Edifiée dans la première moitié du XIIe siècle, la cathédrale de Tournai se distingue par une nef romane d’une ampleur exceptionnelle, par la grande richesse sculpturale de ses chapiteaux et par un transept chargé de cinq tours annonciatrices de l’art gothique. Reconstruit au XIIIe siècle, le chœur est de pur style gothique.

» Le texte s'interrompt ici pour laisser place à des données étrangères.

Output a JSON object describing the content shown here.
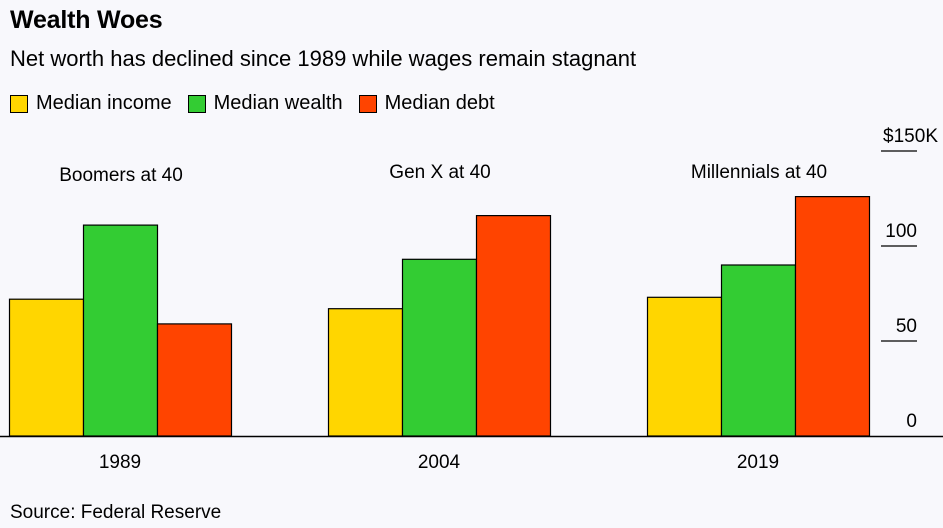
{
  "header": {
    "title": "Wealth Woes",
    "subtitle": "Net worth has declined since 1989 while wages remain stagnant"
  },
  "footer": {
    "source": "Source: Federal Reserve"
  },
  "chart_data": {
    "type": "bar",
    "categories": [
      "1989",
      "2004",
      "2019"
    ],
    "group_annotations": [
      "Boomers at 40",
      "Gen X at 40",
      "Millennials at 40"
    ],
    "series": [
      {
        "name": "Median income",
        "color": "#ffd600",
        "values": [
          72,
          67,
          73
        ]
      },
      {
        "name": "Median wealth",
        "color": "#33cc33",
        "values": [
          111,
          93,
          90
        ]
      },
      {
        "name": "Median debt",
        "color": "#ff4400",
        "values": [
          59,
          116,
          126
        ]
      }
    ],
    "ylim": [
      0,
      150
    ],
    "yticks": [
      0,
      50,
      100,
      150
    ],
    "ytick_labels": [
      "0",
      "50",
      "100",
      "$150K"
    ],
    "y_axis_position": "right",
    "legend_placement": "top-left",
    "grid": false
  }
}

  • Eglise Saint-Jacques-sur-Coudenberg à Bruxelles

L’histoire de l’église Saint Jacques-sur-Coudenberg remonte au XIIe siècle. Relais sur la route du pèlerinage de Saint Jacques de Compostelle, elle s’intégra dans l’importante abbaye du Coudenberg, de l’Ordre des chanoines réguliers de Saint Augustin. Sur l’emplacement de cette même église, Charles de Lorraine, gouverneur général des Pays-Bas autrichiens sous le règne de l’impératrice Marie-Thérèse, posa en 1776 la première pierre de l’église actuelle, église dont il confia la réalisation aux architectes Guimard et Montoyer. L’église Saint Jacques-sur-Coudenberg est un remarquable exemple du classicisme du XVIIIe siècle en Belgique s’intégrant harmonieusement à la Place Royale.

  • Eglise Saint-Remacle de Marche-en-Famenne

L’église tire son nom de l’abbaye Saint-Remacle, de Stavelot, qui était propriétaire des lieux du 9e au 11e siècle. Témoin de l’école gothique mosane dans la région, l’église (vers 1500) offre une architecture remarquable. Monument classé, elle présente un plan de composition simple et lisible, avec une robuste tour (chronogramme de 1715) surmontée d’une flèche (reconstruite en 1818-20) en forme de cloche surmontée d’un bulbe.
Datant du bas moyen-âge, le gros oeuvre de l’église montre les influences du gothique flamboyant de cette époque, avec déjà une inspiration Renaissance. Encore visibles sur beaucoup de piliers, de nombreuses marques gravées servaient à l’origine de repères quant au mode d’assemblage des pierres et à l’identité des ouvriers qui les avaient façonnées.